New Zealand is currently somewhere in between these two extremes, but probably becoming more like America. When it comes to politics, inequality allows wealthy people to influence politicians, who rely on them for donations to fund their campaigns.
That means some people get more access than others — a violation of the ideals of democracy. Finally, when it comes to the economy, recent OECD and IMF research shows that more unequal countries have worse economies, because poverty deprives them of the full talents of some children and the economy becomes prone to asset bubbles and instability.
In these five areas, the failings affect all of us, no matter where we are on the spectrum. Inequality has many causes, and they vary from country to country. Global trade agreements play a role, by shifting manufacturing and other jobs to countries with lower pay. But many of the causes are purely domestic.
In New Zealand, in the s and s, taxes were cut for top earners, while benefits were reduced by up to 30 per cent for the poorest families.
Thousands of people lost their jobs as companies moved overseas, and the number of people in trade unions — which traditionally pushed up the wages of ordinary workers — fell from 70 per cent of the workforce to 20 per cent.
In addition, some inequality is down to things like household types we have more single parent families than before, and they tend to be poorerthough these factors are probably not as important as those above. When it comes to wealth, the sale of public assets will have increased the wealth of those at the upper end, while declining home ownership means fewer and fewer people have that most important kind of asset.
Data shows that most saving — a key way to build up wealth — is very difficult except for those who have large incomes or work in the property sector.
How are the terms defined?In New Zealand, income (and probably wealth) was being shared out more and more evenly from the s up until the s – but for the next two decades we had the developed world’s biggest increase in income inequality.

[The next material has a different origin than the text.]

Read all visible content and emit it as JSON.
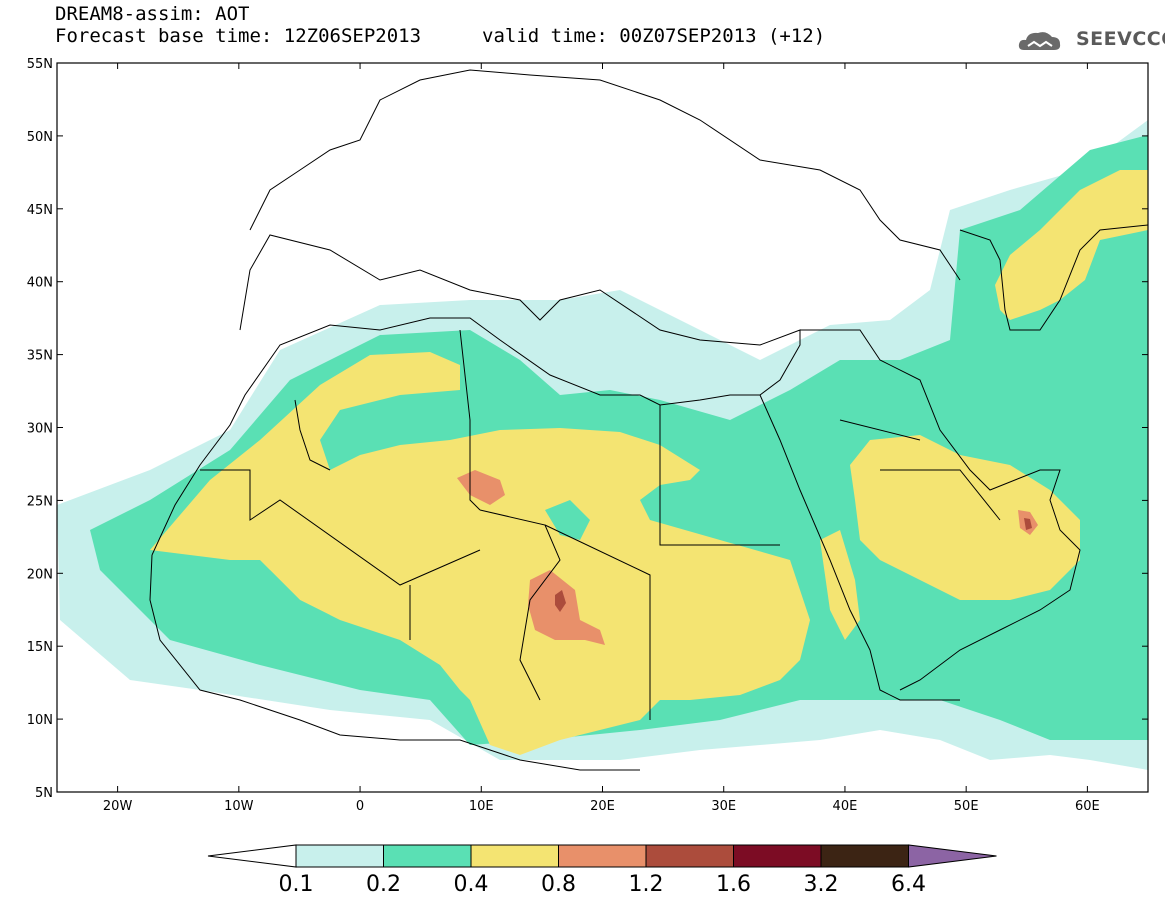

Effects of poverty in New Zealand The impacts of poverty on families and individuals relate to a series of issues. Social problems, health, and the economy are the three main areas of concern. Poverty, Income Inequality and Health New Zealand Treasury Working Paper 01/29 Published Dec Authors: Ken Judge, Iain Paterson Revenue effects of tax changes.
The latest breaking news video and visual storytelling from HuffPost. Max Rashbrooke, editor of Inequality: A New Zealand crisis, says a growing income gap causes people to "lose their sense of what life is like for people in the other half".